Immunogold-silver staining (IGSS) utilizes a histochemical method called autometallography (AMG) to amplify tiny gold particles to sizes easily visible both in light and electron microscopy. In both applications it is advisable to use the smallest possible gold diameters (1-6 nm) to obtain the highest sensitivity, thus, allowing minute amounts of the target substance to be demonstrated. Gold labels smaller than 10 nm in diameter have been clearly shown to give the highest labeling densities of antigen-antibody binding sites. AMG can be used for the detection of catalytic crystal lattices of metallic gold and silver, and sulfides or selenides of mercury, silver, copper, bismuth, and zinc. The method has its roots in "physical development" technique, transplanted from photography to histology by Liesegang at the beginning of this century. In 1981, a series of papers were published by one of us with the purpose of introducing a reliable and easy-to-handle technique for light microscopical and ultrastructural studies.
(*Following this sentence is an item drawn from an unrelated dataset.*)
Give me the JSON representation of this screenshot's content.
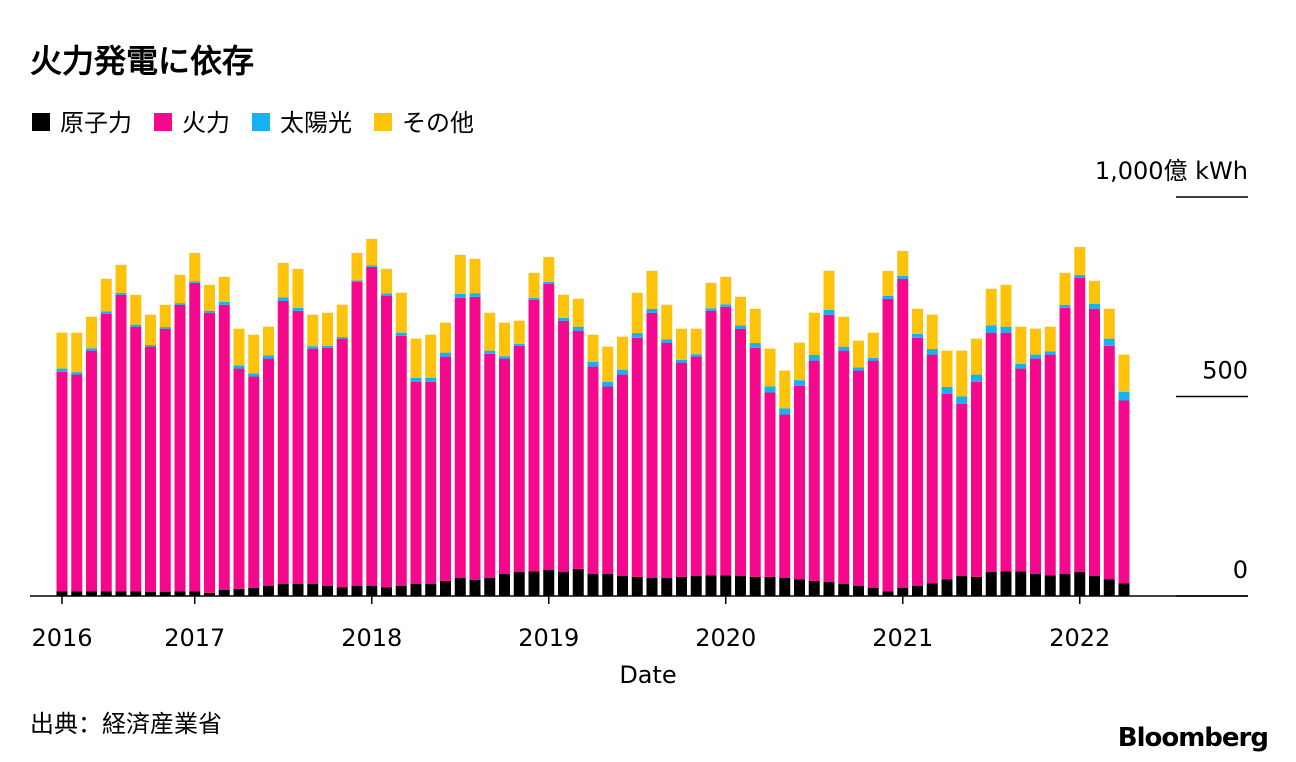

AMG has a multitude of applications apart from its use in detecting tissue metals. These include the highly sensitive and efficient in situ colloidal gold tracing of peptides, proteins, and amines by immunocytochemistry using the IGSS method, of carbohydrates by lectin IGSS, and of nucleic acids by IGSS in situ hybridization, IGSS in situ polymerase chain reaction, and IGSS in situ self-sustained sequence replication-based amplification (in situ 3SR) techniques, the last two even performing with single-copy sensitivity. Applications of pre- and postembedding AMG for semithin and ultrathin tissue sections are described.